As protesters held signs and chanted in downtown Oakland Memorial Day weekend, police in neighboring Emeryville got wind of a different kind of action.

“It wasn’t like Black Lives Matter or Occupy, these other bigger things that we’ve dealt with in the past, that have an essential organization that we can reach out to. There was none of that,” said Emeryville Police Captain Oliver Collins.

Captain Collins says different groups were communicating on social media. Telling each other to gather at the Emeryville shopping center on the Oakland border.

“Information had gone out on social media sites saying, it’s here, it’s now let’s go,” said Collins.

He says these groups appeared to be a completely different crowd, intent on only one thing: Looting. The first target that night: Gamestop. Once the security gate came down it was a free for all. In and out went the thieves, wiping the store clean.

Every time police tried to protect one store, the looters were on to the next, travelling in what looked like an organized caravan of cars. “We would go from business to business and clear out looters, by the time we’re two businesses away, the looters were back in the first business and it was whack-a-mole all night,” said Captain Collins

At the same time across the bay in San Francisco, police were also outnumbered. The looters’ target there: The downtown shopping district.

“Everything from clothing to jewelry to housewares,” said San Francisco police officer Robert Rueca.

In a scene caught on security camera at the Westfield mall, hundreds of looters were swarming the building, ransacking store after store.

“We as a police department have never seen this level of looting, this level of damage done to businesses,” said Rueca.

Some 127 stores were hit in the Union Square area that night according to Rueca. Much of the action was caught on hundreds of cameras, all now being reviewed by police.

Rueca said the looting seemed well-organized with the same modus operandi as the thieves across the bay in Emeryville. Caravans of cars were dropping looters off then picking them back up and among the crowd, he says, were some faces that looked familiar.

“Some of these people have been identified as people that are known to burglarize throughout the Bay Area,” said Officer Rueca.

So who are the looters?

What we know, so far, is their targets were shopping districts, many of them miles away from the thousands of demonstrators marching and calling for justice for George Floyd. They happened in sequence: Downtown Oakland on Friday, Emeryville and San Francisco on Saturday, Walnut Creek and San Leandro on Sunday, and Richmond and Fairfield on Monday.

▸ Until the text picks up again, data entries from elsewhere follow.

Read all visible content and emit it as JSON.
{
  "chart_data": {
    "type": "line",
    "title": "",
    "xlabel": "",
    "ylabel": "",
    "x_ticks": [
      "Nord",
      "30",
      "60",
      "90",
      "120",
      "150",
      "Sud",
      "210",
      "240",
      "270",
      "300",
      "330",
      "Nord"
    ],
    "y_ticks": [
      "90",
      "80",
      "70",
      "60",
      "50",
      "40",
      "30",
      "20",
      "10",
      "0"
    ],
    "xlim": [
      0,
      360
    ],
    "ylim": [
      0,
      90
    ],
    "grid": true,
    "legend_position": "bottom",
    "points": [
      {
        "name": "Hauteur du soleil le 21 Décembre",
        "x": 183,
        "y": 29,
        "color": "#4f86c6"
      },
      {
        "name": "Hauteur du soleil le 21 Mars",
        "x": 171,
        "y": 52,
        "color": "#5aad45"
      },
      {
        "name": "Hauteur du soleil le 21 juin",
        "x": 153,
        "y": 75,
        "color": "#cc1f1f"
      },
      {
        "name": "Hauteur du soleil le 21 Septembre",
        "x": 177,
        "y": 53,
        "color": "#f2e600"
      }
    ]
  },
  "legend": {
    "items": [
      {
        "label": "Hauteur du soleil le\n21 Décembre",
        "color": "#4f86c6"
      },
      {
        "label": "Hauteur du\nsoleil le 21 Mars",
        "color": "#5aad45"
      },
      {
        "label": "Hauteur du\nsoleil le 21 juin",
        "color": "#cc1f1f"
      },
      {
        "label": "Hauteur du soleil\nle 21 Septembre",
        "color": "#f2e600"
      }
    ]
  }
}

From what our cameras observed, some of the looters like the ones at Ashley Home Furnishings seemed to just be grabbing what they wanted for their own living room. The scene looked much like any other Memorial Day sales crowd, except everything was free.

Others appeared to have bigger plans, like one man we spotted stuffing a pile of men’s suits from Joseph A. Banks into his car.

We traced several license plates back to Oakland. Others we spotted came from as far away as Antioch.

On Tuesday morning, as merchants on both sides of the bay were picking up the pieces and boarding up their shattered windows, a group called the Anti-Police Terror Project led a car parade through Oakland.

“I don’t think property damage is violence,” said organizer Cat Brooks.

The former mayoral candidate later told KPIX 5 looting is its own form of protest.

“We are talking about people that have lost their jobs. We’re talking about gentrification and a rise in rent. People are angry and they’re righteously angry. And so people are choosing different ways to express that anger,” said Brooks.

She says even if organized crime groups got involved, it’s irrelevant.

“Why is that where their focus is right now? There is a national movement to end state terror. To me, their focus should be on how do we work with the community to eradicate bad police practices,” said Brooks.

So far, 10 people were arrested for looting in San Francisco and one in Emeryville that Saturday night. San Francisco police say more arrests are expected. If charges are filed they could be enhanced, for looting during a public health emergency.